Impact of iron overload and potential benefit from iron chelation in low-risk myelodysplastic syndrome

Abstract

Myelodysplastic syndromes (MDSs) are a group of heterogeneous clonal bone marrow disorders characterized by ineffective hematopoiesis, peripheral blood cytopenias, and potential for malignant transformation. Lower/intermediate-risk MDSs are associated with longer survival and high red blood cell (RBC) transfusion requirements resulting in secondary iron overload. Recent data suggest that markers of iron overload portend a relatively poor prognosis, and retrospective analysis demonstrates that iron chelation therapy is associated with prolonged survival in transfusion-dependent MDS patients. New data provide concrete evidence of iron's adverse effects on erythroid precursors in vitro and in vivo. Renewed interest in the iron field was heralded by the discovery of hepcidin, the main serum peptide hormone negative regulator of body iron. Evidence from β-thalassemia suggests that regulation of hepcidin by erythropoiesis dominates regulation by iron.

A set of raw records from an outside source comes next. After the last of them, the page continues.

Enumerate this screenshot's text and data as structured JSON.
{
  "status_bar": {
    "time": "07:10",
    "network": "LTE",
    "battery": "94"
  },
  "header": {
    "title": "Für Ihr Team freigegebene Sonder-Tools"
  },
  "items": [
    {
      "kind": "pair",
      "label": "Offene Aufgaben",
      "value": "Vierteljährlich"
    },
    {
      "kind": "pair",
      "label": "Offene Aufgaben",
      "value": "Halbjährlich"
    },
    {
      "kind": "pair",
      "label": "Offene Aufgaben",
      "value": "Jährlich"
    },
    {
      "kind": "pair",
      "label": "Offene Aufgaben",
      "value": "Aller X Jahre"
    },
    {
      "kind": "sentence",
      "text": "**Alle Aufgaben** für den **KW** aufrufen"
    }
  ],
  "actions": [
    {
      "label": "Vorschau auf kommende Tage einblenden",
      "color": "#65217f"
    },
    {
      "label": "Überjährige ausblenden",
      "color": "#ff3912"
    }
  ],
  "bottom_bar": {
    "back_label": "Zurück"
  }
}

Because iron overload develops in some MDS patients who do not require RBC transfusions, the suppressive effect of ineffective erythropoiesis on hepcidin may also play a role in iron overload. We anticipate that additional novel tools for measuring iron overload and a molecular-mechanism-driven description of MDS subtypes will provide a deeper understanding of how iron metabolism and erythropoiesis intersect in MDSs and improve clinical management of this patient population.

Figure 1

Hepcidin regulation by erythropoiesis and its effects on iron efflux from cells involved in iron metabolism. Hepcidin plays a central role in the maintenance of iron homeostasis and regulation of plasma iron concentrations by controlling ferroportin concentrations on iron-exporting cells, including duodenal enterocytes, recycling macrophages of the spleen and liver, and hepatocytes (involved in iron storage). The bone marrow has the highest iron requirements for hemoglobin synthesis, and thus, increased erythropoietic activity suppresses hepcidin production. Several potential candidate erythroid regulators of hepcidin (eg, GDF15 and TWSG1) in β-thalassemia have been reported. Recently, a non–disease-specific mechanism has been proposed (eg, ERFE). EPO, erythropoietin; Fe, iron; TWSG1, twisted gastrulation 1.

Figure 2

Model effect of erythropoiesis on hepcidin expression between RBC's transfusions. Ultimate hepcidin concentrations are the sum of effects from multiple regulators. RBC transfusions both suppress endogenous erythropoiesis and ultimately result in the accumulation of iron, released from transfused RBCs at the end of their life cycle. Thus, hepcidin is initially derepressed after RBC transfusion and progressively decreases to pretransfusion levels, mirroring hemoglobin and endogenous erythropoietin concentrations (modified from data in Ghoti et al). epo, erythropoietin; Hb, hemoglobin; TX, transfusion.

Figure 3

Model of crosstalk between erythropoiesis and iron metabolism involving TGF-β family member GDF11. Erythroid precursor proliferation and differentiation is regulated in part by multiple members of the TGF-β family. GDF11 binding to ActRII results in Smad2,3 phosphorylation and leads to the expansion of erythroid precursors and suppresses differentiation, resulting in ineffective erythropoiesis and iron overload. Hepcidin expression in hepatocytes is stimulated through the iron pathway (through bone morphogenic protein receptor signaling and Smad1,5,8 phosphorylation) and suppressed through the erythropoiesis pathway (possibly through ERFE binding and signaling through a yet-unidentified receptor). ActRII, activin receptor IIa; BMP6, bone morphogenic protein 6; BMPR, bone morphogenic protein receptor; GDF11, growth differentiation factor 11; R-Smad, receptor-mediated decapentaplegic protein; R-Smad-P, phosphorylated R-Smad.